Lena tergugu. Ia merasa resah dan tak percaya diri. Ia takut suaminya sudah tidak mencintainya lagi dan berpaling ke wanita lain. Pikiran buruk mulai menghantui otaknya.

"Len? Len?" Yola mengibaskan tangannya di depan wajah Lena. Segera Lena tersadar dari lamunannya.

"Ya sudah toh, nggak usah terlalu dipikirin omongan ngawur Rika. Kamu harus percaya sama suami kamu. Kalau kamu ragu, tanyakan, bicara baik-baik. Pasti suamimu akan menjawab jujur," ujar Yola lagi.

Lena tersenyum tipis. Keraguan masih membayangi hatinya. "Makasih, La."

***

"Besok aku akan pulang malam, Len. Aku ada meeting di hotel Sayuri. Kamu langsung tidur aja. Nggak usah tunggu aku," kata Adnan.

"Kok pulang malam terus, sih? Emang kamu rapat dari jam berapa? Nggak bisa meeting di siang hari?" tanya Lena penasaran.

"Itu dia, sayang. Klienku itu sangat sibuk di jam kantor, jadi dia cuma bisa rapat tentang proyek kita selepas jam kerja," jawab Adnan sabar.

"Lagi ada proyek apa?"

Adnan tersenyum. "Proyek pembangunan perumahan yang mau dibangun dalam waktu dekat. Sudah malam, tidur yuk," tukas Adnan sembari mencium kening Lena. "Selamat malam, sayang," bisiknya.

Lena mengangguk perlahan dan berbalik. Hatinya benar-benar tak karuan. Ia tidak bisa tidur nyenyak malam itu. Mendengar kata hotel, segera membuat imaji-imaji buruk bergentayangan di benaknya.

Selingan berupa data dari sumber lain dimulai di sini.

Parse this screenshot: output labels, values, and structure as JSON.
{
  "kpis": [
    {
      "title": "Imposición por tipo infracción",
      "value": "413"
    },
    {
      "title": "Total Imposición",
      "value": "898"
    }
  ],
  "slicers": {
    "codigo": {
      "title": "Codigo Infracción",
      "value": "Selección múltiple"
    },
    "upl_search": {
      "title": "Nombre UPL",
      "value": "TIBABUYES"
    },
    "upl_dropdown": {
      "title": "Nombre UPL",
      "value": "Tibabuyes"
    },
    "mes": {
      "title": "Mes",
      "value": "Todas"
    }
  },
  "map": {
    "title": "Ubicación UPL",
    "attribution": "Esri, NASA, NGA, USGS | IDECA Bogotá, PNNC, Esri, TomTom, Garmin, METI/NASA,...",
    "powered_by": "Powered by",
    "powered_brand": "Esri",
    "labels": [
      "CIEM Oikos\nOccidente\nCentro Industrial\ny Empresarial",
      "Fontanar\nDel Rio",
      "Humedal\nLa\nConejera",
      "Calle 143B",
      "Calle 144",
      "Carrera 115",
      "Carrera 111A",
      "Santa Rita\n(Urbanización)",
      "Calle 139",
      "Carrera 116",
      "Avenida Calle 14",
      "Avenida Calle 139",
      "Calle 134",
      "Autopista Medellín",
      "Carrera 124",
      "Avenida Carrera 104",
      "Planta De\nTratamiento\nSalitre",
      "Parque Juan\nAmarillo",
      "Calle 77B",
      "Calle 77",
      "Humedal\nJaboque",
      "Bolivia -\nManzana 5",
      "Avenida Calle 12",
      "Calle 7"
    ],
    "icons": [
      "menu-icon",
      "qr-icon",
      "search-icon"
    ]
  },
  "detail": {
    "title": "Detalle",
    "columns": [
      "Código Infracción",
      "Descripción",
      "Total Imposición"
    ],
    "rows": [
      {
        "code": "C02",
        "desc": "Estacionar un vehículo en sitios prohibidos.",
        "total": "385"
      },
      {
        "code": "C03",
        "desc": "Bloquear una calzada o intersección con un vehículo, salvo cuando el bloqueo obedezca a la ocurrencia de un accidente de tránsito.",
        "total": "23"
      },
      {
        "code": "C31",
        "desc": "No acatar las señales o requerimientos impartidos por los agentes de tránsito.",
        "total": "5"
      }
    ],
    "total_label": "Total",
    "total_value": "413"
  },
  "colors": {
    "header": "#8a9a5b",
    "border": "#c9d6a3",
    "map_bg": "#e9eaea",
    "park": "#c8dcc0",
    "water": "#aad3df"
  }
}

Sudahlah, daripada aku resah begini terus, lebih baik besok aku ikuti dia. Benar atau tidak dia meeting, putusnya dalam hati.

***

Sejak jam 4 sore, Lena sudah mengamati area lobby hotel tempat pertemuan suaminya dengan klien misterius itu dari dalam taksi yang ditumpanginya.

Dua jam kemudian, masih belum tampak batang hidung Adnan. Ia gelisah. Ia putuskan turun dan bertanya pada resepsionis, apakah ada yang booking kamar atas nama suaminya. Hatinya semakin tak karuan. Jantung berdegup kencang, takut mendengar berita yang tak ingin didengarnya.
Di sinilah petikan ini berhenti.